- Weatherby, Oregon Location within Oregon Weatherby, Oregon Location within the United States
- Coordinates: 44°29′55″N 117°22′17″W﻿ / ﻿44.49861°N 117.37139°W
- Country: United States
- State: Oregon
- County: Baker
- Elevation: 2,415 ft (736 m)
- Time zone: UTC-8 (Pacific (PST))
- • Summer (DST): UTC-7 (PDT)
- Area codes: 458 and 541
- GNIS feature ID: 1136882

= Weatherby, Oregon =

Unincorporated community in the state of Oregon, United States

Weatherby is an unincorporated community in Baker County, Oregon, United States. It is about 9 mi southeast of Durkee on Interstate 84/U.S. Route 30, near the Burnt River.
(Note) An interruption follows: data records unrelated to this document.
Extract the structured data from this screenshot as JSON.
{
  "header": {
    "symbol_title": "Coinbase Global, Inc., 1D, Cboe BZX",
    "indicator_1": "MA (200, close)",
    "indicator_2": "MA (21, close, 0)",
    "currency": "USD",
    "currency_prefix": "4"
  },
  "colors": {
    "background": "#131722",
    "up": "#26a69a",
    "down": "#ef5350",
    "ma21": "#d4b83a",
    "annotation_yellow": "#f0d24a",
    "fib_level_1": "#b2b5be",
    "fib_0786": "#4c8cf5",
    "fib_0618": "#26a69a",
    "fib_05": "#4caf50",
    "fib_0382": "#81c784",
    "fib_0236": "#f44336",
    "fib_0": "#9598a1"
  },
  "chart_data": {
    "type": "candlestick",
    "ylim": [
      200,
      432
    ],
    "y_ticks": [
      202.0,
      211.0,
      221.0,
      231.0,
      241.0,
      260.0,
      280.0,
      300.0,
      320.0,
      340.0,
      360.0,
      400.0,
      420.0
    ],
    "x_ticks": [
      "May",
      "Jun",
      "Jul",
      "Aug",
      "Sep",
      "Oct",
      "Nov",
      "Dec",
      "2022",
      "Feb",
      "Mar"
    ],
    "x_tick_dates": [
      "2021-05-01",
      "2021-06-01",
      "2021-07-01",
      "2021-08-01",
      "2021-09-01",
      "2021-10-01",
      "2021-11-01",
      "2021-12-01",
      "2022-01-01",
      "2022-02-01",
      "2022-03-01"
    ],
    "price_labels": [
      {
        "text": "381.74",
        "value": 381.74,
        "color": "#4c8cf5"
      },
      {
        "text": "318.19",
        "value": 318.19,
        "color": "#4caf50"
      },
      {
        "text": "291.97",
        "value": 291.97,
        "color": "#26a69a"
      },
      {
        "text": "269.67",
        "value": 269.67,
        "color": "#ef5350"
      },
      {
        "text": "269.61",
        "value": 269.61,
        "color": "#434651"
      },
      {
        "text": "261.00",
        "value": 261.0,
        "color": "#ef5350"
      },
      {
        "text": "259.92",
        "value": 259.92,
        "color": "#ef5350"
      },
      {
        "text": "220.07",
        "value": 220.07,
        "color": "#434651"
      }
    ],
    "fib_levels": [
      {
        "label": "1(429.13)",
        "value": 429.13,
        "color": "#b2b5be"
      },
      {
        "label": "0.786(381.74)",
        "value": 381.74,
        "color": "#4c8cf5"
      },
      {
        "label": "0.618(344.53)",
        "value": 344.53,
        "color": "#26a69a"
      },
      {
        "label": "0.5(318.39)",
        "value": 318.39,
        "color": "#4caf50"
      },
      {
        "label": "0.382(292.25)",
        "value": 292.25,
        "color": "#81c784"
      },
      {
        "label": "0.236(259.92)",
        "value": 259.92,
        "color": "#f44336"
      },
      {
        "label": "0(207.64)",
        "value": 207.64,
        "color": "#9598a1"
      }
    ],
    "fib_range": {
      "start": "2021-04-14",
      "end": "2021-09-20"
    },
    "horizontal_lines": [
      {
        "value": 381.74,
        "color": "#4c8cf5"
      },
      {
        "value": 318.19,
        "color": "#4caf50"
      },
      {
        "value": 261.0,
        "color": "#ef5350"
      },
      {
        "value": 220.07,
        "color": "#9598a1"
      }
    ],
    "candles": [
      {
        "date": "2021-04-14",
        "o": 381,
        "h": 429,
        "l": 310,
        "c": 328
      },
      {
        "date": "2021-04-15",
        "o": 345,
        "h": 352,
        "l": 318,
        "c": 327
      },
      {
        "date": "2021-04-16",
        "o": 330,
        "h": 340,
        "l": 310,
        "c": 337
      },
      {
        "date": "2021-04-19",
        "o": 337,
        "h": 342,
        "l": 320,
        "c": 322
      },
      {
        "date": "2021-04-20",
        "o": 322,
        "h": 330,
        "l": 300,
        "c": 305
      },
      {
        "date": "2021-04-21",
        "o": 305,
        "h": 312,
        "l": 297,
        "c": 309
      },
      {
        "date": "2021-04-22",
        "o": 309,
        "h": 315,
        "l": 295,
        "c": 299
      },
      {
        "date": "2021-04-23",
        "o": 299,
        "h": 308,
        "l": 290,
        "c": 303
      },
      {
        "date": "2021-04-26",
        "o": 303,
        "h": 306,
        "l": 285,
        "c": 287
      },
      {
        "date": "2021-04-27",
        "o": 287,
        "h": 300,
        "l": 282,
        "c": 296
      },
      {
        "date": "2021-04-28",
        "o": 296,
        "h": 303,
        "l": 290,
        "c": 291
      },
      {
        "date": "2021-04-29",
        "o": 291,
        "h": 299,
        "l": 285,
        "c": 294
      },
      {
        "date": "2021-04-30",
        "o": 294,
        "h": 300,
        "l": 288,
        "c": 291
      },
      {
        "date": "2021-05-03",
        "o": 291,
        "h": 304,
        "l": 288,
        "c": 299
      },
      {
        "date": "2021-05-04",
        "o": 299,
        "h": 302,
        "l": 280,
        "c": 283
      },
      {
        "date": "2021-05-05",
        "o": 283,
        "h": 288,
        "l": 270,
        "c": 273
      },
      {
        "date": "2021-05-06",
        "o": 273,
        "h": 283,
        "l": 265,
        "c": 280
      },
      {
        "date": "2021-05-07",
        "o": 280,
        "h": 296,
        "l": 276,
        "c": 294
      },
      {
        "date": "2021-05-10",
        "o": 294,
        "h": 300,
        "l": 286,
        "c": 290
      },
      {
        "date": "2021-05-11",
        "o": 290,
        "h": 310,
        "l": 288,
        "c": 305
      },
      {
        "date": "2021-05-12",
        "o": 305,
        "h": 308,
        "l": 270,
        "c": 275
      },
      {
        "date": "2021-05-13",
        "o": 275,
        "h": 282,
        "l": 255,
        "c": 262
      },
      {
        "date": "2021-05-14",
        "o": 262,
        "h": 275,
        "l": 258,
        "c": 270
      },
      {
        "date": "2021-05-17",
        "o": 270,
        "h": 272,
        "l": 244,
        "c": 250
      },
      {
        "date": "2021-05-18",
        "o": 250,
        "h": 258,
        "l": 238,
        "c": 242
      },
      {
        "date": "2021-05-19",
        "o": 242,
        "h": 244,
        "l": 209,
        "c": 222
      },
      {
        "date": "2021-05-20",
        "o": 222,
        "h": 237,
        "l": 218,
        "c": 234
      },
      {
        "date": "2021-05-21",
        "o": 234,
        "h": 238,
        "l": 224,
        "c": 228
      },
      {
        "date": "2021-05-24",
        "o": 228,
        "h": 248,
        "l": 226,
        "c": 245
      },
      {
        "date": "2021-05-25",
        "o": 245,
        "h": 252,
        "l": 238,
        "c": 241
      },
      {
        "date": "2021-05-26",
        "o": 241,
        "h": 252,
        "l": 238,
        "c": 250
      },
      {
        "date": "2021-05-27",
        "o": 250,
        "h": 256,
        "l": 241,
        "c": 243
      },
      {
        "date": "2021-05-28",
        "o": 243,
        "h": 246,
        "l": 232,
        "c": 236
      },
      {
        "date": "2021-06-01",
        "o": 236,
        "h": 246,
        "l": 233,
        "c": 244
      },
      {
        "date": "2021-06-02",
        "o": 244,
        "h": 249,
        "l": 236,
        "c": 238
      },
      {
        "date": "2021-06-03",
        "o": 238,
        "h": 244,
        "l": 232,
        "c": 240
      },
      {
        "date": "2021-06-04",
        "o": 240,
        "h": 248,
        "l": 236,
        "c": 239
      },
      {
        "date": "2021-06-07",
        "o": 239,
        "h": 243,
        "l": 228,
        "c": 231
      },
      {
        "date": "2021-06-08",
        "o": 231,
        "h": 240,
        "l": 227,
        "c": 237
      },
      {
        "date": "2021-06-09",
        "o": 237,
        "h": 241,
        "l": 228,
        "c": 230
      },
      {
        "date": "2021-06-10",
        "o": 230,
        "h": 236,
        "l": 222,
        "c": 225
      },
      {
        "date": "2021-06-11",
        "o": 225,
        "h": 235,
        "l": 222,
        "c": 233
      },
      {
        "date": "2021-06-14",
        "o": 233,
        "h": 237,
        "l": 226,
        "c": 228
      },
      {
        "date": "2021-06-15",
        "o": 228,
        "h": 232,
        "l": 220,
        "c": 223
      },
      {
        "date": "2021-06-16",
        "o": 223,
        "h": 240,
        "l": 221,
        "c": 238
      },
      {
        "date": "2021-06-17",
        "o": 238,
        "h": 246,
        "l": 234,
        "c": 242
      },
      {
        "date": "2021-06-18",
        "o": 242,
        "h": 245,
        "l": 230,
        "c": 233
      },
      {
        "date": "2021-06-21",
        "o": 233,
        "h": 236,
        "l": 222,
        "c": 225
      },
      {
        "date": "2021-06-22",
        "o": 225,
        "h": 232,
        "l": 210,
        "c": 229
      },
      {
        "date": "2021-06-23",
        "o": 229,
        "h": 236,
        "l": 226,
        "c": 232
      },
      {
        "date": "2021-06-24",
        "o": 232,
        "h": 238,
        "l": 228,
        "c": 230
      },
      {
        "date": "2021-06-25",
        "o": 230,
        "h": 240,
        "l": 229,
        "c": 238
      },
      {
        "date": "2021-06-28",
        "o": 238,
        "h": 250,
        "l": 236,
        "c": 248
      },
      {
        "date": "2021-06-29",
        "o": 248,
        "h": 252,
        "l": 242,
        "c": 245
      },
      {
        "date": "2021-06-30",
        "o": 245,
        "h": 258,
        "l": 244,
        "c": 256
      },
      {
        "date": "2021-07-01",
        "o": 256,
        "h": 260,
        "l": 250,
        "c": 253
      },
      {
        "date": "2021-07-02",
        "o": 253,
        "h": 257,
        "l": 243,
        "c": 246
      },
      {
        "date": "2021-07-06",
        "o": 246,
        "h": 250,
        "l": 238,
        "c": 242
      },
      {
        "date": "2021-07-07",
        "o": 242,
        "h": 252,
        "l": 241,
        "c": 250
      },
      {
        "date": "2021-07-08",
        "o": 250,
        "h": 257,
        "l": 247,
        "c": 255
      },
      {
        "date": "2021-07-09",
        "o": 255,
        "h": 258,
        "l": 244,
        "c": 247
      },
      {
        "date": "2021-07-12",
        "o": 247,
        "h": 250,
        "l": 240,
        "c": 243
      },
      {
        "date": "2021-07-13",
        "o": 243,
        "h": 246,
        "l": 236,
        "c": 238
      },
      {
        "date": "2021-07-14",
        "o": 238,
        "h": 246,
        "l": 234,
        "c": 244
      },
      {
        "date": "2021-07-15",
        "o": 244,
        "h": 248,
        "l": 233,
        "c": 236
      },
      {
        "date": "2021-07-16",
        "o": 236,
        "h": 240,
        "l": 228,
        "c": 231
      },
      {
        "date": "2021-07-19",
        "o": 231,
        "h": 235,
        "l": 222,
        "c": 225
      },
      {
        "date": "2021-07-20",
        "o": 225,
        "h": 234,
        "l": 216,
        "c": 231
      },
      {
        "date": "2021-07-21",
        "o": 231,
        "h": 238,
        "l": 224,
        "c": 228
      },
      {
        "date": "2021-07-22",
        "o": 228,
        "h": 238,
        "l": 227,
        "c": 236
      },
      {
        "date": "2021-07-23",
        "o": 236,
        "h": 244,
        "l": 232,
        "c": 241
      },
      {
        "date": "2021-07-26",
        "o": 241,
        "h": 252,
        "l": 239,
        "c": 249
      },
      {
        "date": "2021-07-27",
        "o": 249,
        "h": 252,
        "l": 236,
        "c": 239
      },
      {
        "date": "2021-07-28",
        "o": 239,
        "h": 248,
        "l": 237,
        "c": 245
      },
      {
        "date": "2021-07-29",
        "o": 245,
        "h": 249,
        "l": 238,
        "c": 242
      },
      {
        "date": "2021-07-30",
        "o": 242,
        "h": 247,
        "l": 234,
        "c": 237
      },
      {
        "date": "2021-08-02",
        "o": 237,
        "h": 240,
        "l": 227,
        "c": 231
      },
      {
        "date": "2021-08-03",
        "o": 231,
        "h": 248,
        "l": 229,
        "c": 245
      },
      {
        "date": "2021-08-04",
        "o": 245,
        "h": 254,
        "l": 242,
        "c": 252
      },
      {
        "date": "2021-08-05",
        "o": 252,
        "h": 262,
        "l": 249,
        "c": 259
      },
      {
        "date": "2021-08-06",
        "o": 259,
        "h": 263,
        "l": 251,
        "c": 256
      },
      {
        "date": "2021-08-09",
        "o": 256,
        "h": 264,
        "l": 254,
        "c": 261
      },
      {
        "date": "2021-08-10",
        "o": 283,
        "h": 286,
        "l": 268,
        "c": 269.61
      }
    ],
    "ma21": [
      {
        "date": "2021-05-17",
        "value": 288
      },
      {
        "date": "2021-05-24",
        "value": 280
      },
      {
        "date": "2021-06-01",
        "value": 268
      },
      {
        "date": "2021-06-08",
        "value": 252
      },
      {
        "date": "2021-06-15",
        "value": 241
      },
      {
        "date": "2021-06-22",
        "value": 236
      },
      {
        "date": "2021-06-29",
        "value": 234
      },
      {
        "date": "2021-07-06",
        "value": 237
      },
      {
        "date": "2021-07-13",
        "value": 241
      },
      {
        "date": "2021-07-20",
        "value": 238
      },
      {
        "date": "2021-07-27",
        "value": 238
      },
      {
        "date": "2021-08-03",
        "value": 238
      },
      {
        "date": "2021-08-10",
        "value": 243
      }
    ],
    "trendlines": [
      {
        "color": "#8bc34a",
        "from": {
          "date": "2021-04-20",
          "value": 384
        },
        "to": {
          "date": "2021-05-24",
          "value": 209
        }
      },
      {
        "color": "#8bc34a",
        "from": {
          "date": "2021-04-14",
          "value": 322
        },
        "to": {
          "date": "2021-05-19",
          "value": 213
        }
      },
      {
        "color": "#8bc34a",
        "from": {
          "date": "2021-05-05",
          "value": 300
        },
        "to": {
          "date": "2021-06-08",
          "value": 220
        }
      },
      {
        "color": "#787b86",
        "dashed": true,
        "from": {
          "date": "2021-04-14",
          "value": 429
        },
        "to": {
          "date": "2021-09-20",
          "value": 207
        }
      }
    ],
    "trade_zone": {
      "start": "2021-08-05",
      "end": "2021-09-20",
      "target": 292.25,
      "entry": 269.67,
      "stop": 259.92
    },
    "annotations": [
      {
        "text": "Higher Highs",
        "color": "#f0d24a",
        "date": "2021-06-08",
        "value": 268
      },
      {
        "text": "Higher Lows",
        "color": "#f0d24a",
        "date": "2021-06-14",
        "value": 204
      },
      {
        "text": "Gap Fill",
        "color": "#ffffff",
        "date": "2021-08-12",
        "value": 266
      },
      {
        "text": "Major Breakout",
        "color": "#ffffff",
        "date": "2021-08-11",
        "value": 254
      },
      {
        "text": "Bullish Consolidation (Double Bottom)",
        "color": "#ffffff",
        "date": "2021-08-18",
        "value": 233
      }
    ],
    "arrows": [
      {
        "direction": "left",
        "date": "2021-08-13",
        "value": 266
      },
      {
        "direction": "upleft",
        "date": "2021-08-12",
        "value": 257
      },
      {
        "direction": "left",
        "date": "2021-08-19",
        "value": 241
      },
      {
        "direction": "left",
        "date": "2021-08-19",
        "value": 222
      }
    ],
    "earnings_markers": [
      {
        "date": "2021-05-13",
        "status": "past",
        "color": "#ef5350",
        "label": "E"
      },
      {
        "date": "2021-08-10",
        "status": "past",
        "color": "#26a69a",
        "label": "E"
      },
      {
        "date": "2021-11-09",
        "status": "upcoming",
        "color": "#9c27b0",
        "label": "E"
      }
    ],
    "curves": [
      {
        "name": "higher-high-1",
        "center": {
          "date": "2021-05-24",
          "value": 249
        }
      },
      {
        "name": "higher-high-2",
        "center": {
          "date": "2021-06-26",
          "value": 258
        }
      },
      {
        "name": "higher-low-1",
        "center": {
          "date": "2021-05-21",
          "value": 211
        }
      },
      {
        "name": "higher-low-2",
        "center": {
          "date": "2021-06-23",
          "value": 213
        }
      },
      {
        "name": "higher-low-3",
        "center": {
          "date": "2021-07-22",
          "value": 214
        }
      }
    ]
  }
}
There was a post office named Express Ranch established in 1865 near what is now Durkee during the gold mining boom in the county. C. W. Durkee was the first postmaster. It was so-named because it was a stopover for stagecoaches or "expresses", while the term "ranch" in this case probably came from the Spanish rancho, a term for a place of lodging popular with the miners who had gone there from California. It had nothing to do with the pursuit of ranching. The name of the office was changed to Weatherby in 1879 and at the same time it was moved 10 mi south on the Burnt River to the property of Andrew J. Weatherby, who was also the first postmaster. In 1884, the Oregon Railway and Navigation Company established a Weatherby station on its line to Huntington. Weatherby post office closed in 1920. Meanwhile, an office was reestablished at the Express Ranch site in 1884 and named Express. The name of that office was changed to Durkee around 1902.

Weatherby is the site of an Oregon Department of Transportation rest area. There was formerly a state historic park north of Weatherby called Rattlesnake Springs that commemorated a stop along the Oregon Trail. It was displaced by the construction of I-84.

During the August 21, 2017 solar eclipse, an estimated 300 cars were parked at the Weatherby rest area on I-84 while visitors observed the event. The path of totality intersected with I-84 at Weatherby.